One of Kennedy’s greatest political successes on Capitol Hill was his work in 1987 as a key player in torpedoing the nomination of U.S. Court of Appeals Judge and legal scholar Robert Bork to the Supreme Court. Kennedy helped devise the Democrats’ strategy and gave an effective and somewhat hyperbolic speech, on the Senate floor. He famously said that having Bork, who was nominated by President Reagan, on the high court would result in a return to segregated lunch counters and back-alley abortions.
Farrell argues that Kennedy’s speech was “tenable,’’ in light of the views that Bork expressed in his decisions and scholarly writings. (457) But he contends that the person who really did Bork in was Bork. He concludes that Bork came across as “a fidgety, bearded professor with ideas that, if not merely extreme, at times seem to border on the kooky.’’ (463)
That is a strong dismissal of a judicial philosophy that, for better or worse, is supported by a considerable sector of the population. Farrell summarizes the views of conservatives but one of the book’s shortcomings is that he does not seek to explain why those on the right think the way they do. Those wanting to understand that topic would benefit from reading Matthew Continetti’s recently published history of American conservatism.2
Farrell also fails to talk about the effect that the Bork confirmation process had on the coarsening of political discourse and the notion of politics as war by another means. Many Democrats contend that it was the Republican takeover of Congress in 1994 led by Speaker Newt Gingrich that planted the seeds of our current broken political system. Gingrich deserves a share of the blame but the Democrats strong efforts against Bork (in which another key player was Senate Judiciary Committee Chairman Joseph Biden) dramatically raised the political temperature and prompted the GOP to seek revenge.
While Kennedy’s career was filled with many accomplishments, one key prize eluded him.
He was mentioned as a presidential candidate during several cycles but only ran in 1980 when he unsuccessfully challenged the weakened incumbent Jimmy Carter in the primaries. While liberals were salivating at the thought of Kennedy beating Carter (who was thought of as liberal by conservatives and as conservative by liberals) the majority of those who voted were less than enthused. Carter told aides that if Kennedy runs “I’ll whip his ass,’’ and made good on that promise.

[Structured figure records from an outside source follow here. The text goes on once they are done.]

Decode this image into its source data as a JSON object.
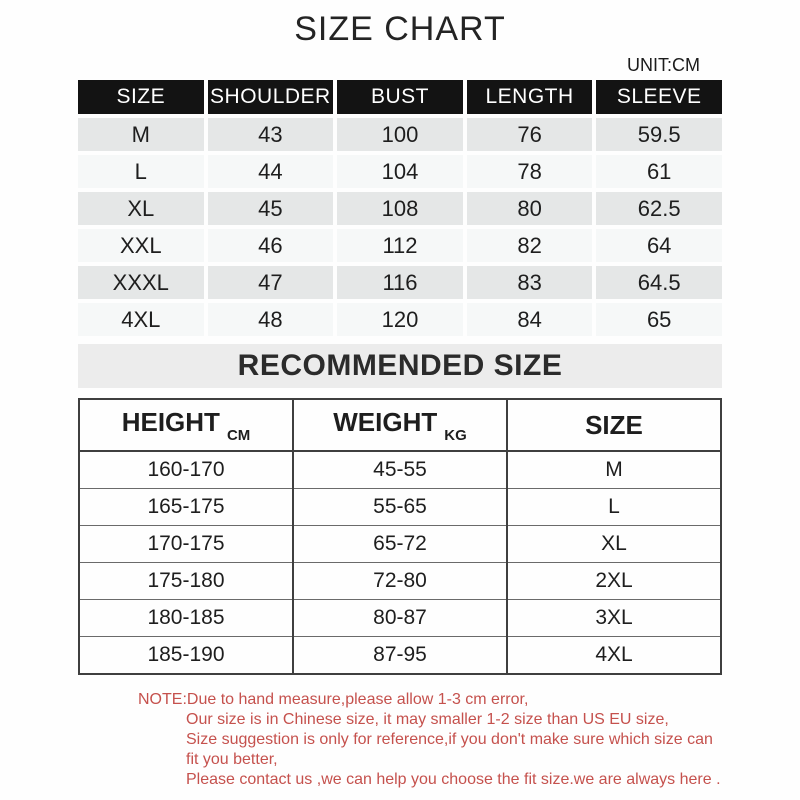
{
  "page": {
    "title": "SIZE CHART",
    "unit_label": "UNIT:CM",
    "background": "#fefefe"
  },
  "size_table": {
    "header_bg": "#131313",
    "header_text_color": "#ffffff",
    "row_colors": [
      "#e5e7e7",
      "#f6f8f8"
    ],
    "headers": [
      "SIZE",
      "SHOULDER",
      "BUST",
      "LENGTH",
      "SLEEVE"
    ],
    "rows": [
      [
        "M",
        "43",
        "100",
        "76",
        "59.5"
      ],
      [
        "L",
        "44",
        "104",
        "78",
        "61"
      ],
      [
        "XL",
        "45",
        "108",
        "80",
        "62.5"
      ],
      [
        "XXL",
        "46",
        "112",
        "82",
        "64"
      ],
      [
        "XXXL",
        "47",
        "116",
        "83",
        "64.5"
      ],
      [
        "4XL",
        "48",
        "120",
        "84",
        "65"
      ]
    ]
  },
  "recommended": {
    "title": "RECOMMENDED SIZE",
    "title_bg": "#ececec",
    "columns": [
      {
        "label": "HEIGHT",
        "unit": "CM"
      },
      {
        "label": "WEIGHT",
        "unit": "KG"
      },
      {
        "label": "SIZE",
        "unit": ""
      }
    ],
    "rows": [
      [
        "160-170",
        "45-55",
        "M"
      ],
      [
        "165-175",
        "55-65",
        "L"
      ],
      [
        "170-175",
        "65-72",
        "XL"
      ],
      [
        "175-180",
        "72-80",
        "2XL"
      ],
      [
        "180-185",
        "80-87",
        "3XL"
      ],
      [
        "185-190",
        "87-95",
        "4XL"
      ]
    ]
  },
  "note": {
    "color": "#c5514d",
    "lines": [
      "NOTE:Due to hand measure,please allow 1-3 cm error,",
      "Our size is in Chinese size, it may smaller 1-2 size than US EU size,",
      "Size suggestion is only for reference,if you don't make sure which size can fit you better,",
      "Please contact  us ,we can help you choose the fit size.we are  always here ."
    ]
  }
}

Kennedy’s campaign tanked, though he was successful in raising certain domestic policy issues, such as his quest for government-sponsored health insurance. His best moment that year came when he gave a spellbinding speech at the Democratic National Convention in New York City in which he pledged that “For all those whose cares have been our concern, the work goes on, the cause endures, the hope still lives, and the dream shall never die.’’

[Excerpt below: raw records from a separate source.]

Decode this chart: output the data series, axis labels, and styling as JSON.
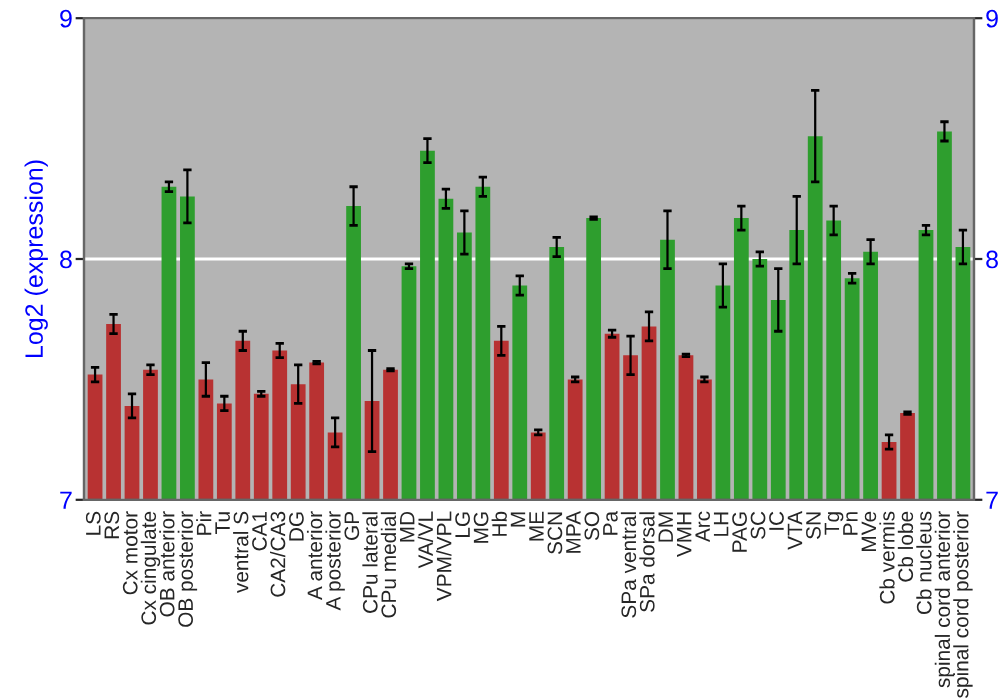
{
  "chart_data": {
    "type": "bar",
    "ylabel": "Log2 (expression)",
    "categories": [
      "LS",
      "RS",
      "Cx motor",
      "Cx cingulate",
      "OB anterior",
      "OB posterior",
      "Pir",
      "Tu",
      "ventral S",
      "CA1",
      "CA2/CA3",
      "DG",
      "A anterior",
      "A posterior",
      "GP",
      "CPu lateral",
      "CPu medial",
      "MD",
      "VA/VL",
      "VPM/VPL",
      "LG",
      "MG",
      "Hb",
      "M",
      "ME",
      "SCN",
      "MPA",
      "SO",
      "Pa",
      "SPa ventral",
      "SPa dorsal",
      "DM",
      "VMH",
      "Arc",
      "LH",
      "PAG",
      "SC",
      "IC",
      "VTA",
      "SN",
      "Tg",
      "Pn",
      "MVe",
      "Cb vermis",
      "Cb lobe",
      "Cb nucleus",
      "spinal cord anterior",
      "spinal cord posterior"
    ],
    "values": [
      7.52,
      7.73,
      7.39,
      7.54,
      8.3,
      8.26,
      7.5,
      7.4,
      7.66,
      7.44,
      7.62,
      7.48,
      7.57,
      7.28,
      8.22,
      7.41,
      7.54,
      7.97,
      8.45,
      8.25,
      8.11,
      8.3,
      7.66,
      7.89,
      7.28,
      8.05,
      7.5,
      8.17,
      7.69,
      7.6,
      7.72,
      8.08,
      7.6,
      7.5,
      7.89,
      8.17,
      8.0,
      7.83,
      8.12,
      8.51,
      8.16,
      7.92,
      8.03,
      7.24,
      7.36,
      8.12,
      8.53,
      8.05
    ],
    "errors": [
      0.03,
      0.04,
      0.05,
      0.02,
      0.02,
      0.11,
      0.07,
      0.03,
      0.04,
      0.01,
      0.03,
      0.08,
      0.005,
      0.06,
      0.08,
      0.21,
      0.005,
      0.01,
      0.05,
      0.04,
      0.09,
      0.04,
      0.06,
      0.04,
      0.01,
      0.04,
      0.01,
      0.005,
      0.015,
      0.08,
      0.06,
      0.12,
      0.005,
      0.01,
      0.09,
      0.05,
      0.03,
      0.13,
      0.14,
      0.19,
      0.06,
      0.02,
      0.05,
      0.03,
      0.005,
      0.02,
      0.04,
      0.07
    ],
    "colors": [
      "#b83232",
      "#b83232",
      "#b83232",
      "#b83232",
      "#2e9e2e",
      "#2e9e2e",
      "#b83232",
      "#b83232",
      "#b83232",
      "#b83232",
      "#b83232",
      "#b83232",
      "#b83232",
      "#b83232",
      "#2e9e2e",
      "#b83232",
      "#b83232",
      "#2e9e2e",
      "#2e9e2e",
      "#2e9e2e",
      "#2e9e2e",
      "#2e9e2e",
      "#b83232",
      "#2e9e2e",
      "#b83232",
      "#2e9e2e",
      "#b83232",
      "#2e9e2e",
      "#b83232",
      "#b83232",
      "#b83232",
      "#2e9e2e",
      "#b83232",
      "#b83232",
      "#2e9e2e",
      "#2e9e2e",
      "#2e9e2e",
      "#2e9e2e",
      "#2e9e2e",
      "#2e9e2e",
      "#2e9e2e",
      "#2e9e2e",
      "#2e9e2e",
      "#b83232",
      "#b83232",
      "#2e9e2e",
      "#2e9e2e",
      "#2e9e2e"
    ],
    "ylim": [
      7,
      9
    ],
    "yticks": [
      7,
      8,
      9
    ],
    "y2lim": [
      7,
      9
    ],
    "y2ticks": [
      7,
      8,
      9
    ],
    "grid": "y"
  }
}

While liberals were salivating at the thought of Kennedy beating Carter (who was thought of as liberal by conservatives and as conservative by liberals) the majority of those who voted were less than enthused. Carter told aides that if Kennedy runs “I’ll whip his ass,’’ and made good on that promise.
This writer, who covered that event for Student Life, was on the convention floor that evening. He remembers the rapt attention most people in the audience paid to Kennedy. Even among the Missouri delegation, which was heavily supportive of Carter, there was tumultuous applause.

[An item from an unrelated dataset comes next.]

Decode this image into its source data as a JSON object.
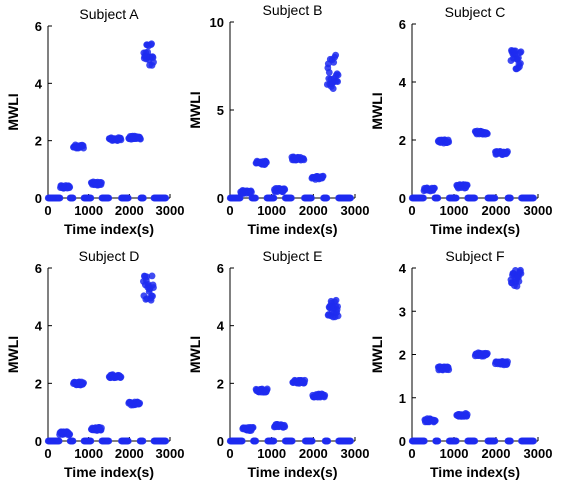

While the United States has had forty-five presidents (and forty-six presidencies, thanks to Grover Cleveland), very few are remembered. Kennedy’s impact on American history was greater than all but a handful of them.
His remarkable and often tragic life is one that could have been scripted by Shakespeare. Farrell has a great deal to work with and handles it well. He is respectful but not fawning. And those who love political history and complex characters will learn a lot from and enjoy Ted Kennedy: A Life.